A second challenge is whether you and your co-head will work well together as a team, or if you will encounter any serious problems in your working relationship during the process of co-headship. Again, this is where the importance of having clear documentation (a contract) for how to deal with such a situation is key. It also needs to be clear who is taking responsibility in which areas, and which areas constitute joint and equal responsibility.
I think it is also important to point out here that co-headship will not work for everyone. However, it is ideal for those who enjoy coming to decisions through discussion and as part of a team, are open-minded to other perspectives, able to compromise, and willing to be vulnerable enough to having the occasional difficult conversation.
To make a co-headship work you must meet regularly (at least once a week), and you must work out a system to keep one another informed of any developments. You need to talk and reflect regularly about how you are working together, and raise any issues, or even potential issues, as soon as they are recognised. It is crucial to get any concerns out in the open as soon as possible before they are allowed to escalate. Nearly all issues can be solved by listening to one another carefully, and being sincerely committed to finding the best way of moving forward together as a team.
I’m at a really exciting time in my career, as I embark on the new challenge of co-director of Big Education Trust alongside Peter.

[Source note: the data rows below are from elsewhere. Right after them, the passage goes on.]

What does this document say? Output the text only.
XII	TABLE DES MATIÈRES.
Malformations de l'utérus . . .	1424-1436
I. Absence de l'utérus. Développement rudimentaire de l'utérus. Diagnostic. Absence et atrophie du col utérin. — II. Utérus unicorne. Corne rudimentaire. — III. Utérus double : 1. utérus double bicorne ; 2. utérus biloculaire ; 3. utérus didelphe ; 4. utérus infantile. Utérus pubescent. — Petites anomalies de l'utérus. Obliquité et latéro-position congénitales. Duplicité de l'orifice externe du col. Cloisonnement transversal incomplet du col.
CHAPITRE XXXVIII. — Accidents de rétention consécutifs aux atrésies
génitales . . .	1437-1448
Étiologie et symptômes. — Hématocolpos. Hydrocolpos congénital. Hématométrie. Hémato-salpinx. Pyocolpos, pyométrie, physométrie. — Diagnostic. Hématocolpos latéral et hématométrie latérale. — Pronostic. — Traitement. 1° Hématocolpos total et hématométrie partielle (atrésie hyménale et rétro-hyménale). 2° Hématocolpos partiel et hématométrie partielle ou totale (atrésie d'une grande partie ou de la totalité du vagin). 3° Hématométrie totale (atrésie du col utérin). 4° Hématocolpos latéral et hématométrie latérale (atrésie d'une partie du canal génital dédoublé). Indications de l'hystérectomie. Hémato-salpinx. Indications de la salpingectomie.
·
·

I’m really pleased to be working within a model of co-leadership again, and this time it feels even more pioneering, as there are so few co-leaders of Academy Trusts out there at the moment.
“I’m really pleased to be working within a model of co-leadership again, and this time it feels even more pioneering, as there are so few co-leaders of Academy Trusts out there at the moment.”
Peter and I have a strong shared vision for our Trust. We are passionate about asking bigger questions about what schools can and should be about, and about enabling every child to find their own success and fulfil their potential. We think that success should reach far beyond a narrow focus on academic outcomes, and that’s why we’ve called our Trust ‘Big Education’, because a big, broad, and ambitious education is what we believe in. We are developing an education of ‘the heart, the hand, and the head’, and want to educate our children in a much fuller and more rounded way than the traditional curriculum allows. An education of the heart, hand, and head includes learning and applying knowledge, developing an understanding of the self, others, and the world, learning to form ideas and concepts, think critically, create, and problem-solve, and taking time to consider how each of us can make a positive difference to our communities and the wider world.
‘Big Education’ is about striving for academic and personal excellence; we want to raise expectations and aspirations across the board. Our aim is to treat our pupils as the individuals that they are, allowing each to build on their own unique abilities, interests and talents, in order to prepare them to embrace the challenges of work, and find their own path to success in life. Over the next few years Peter and myself are excited about doing all that we can, as Co-Directors of Big Education, to bring this vision to life.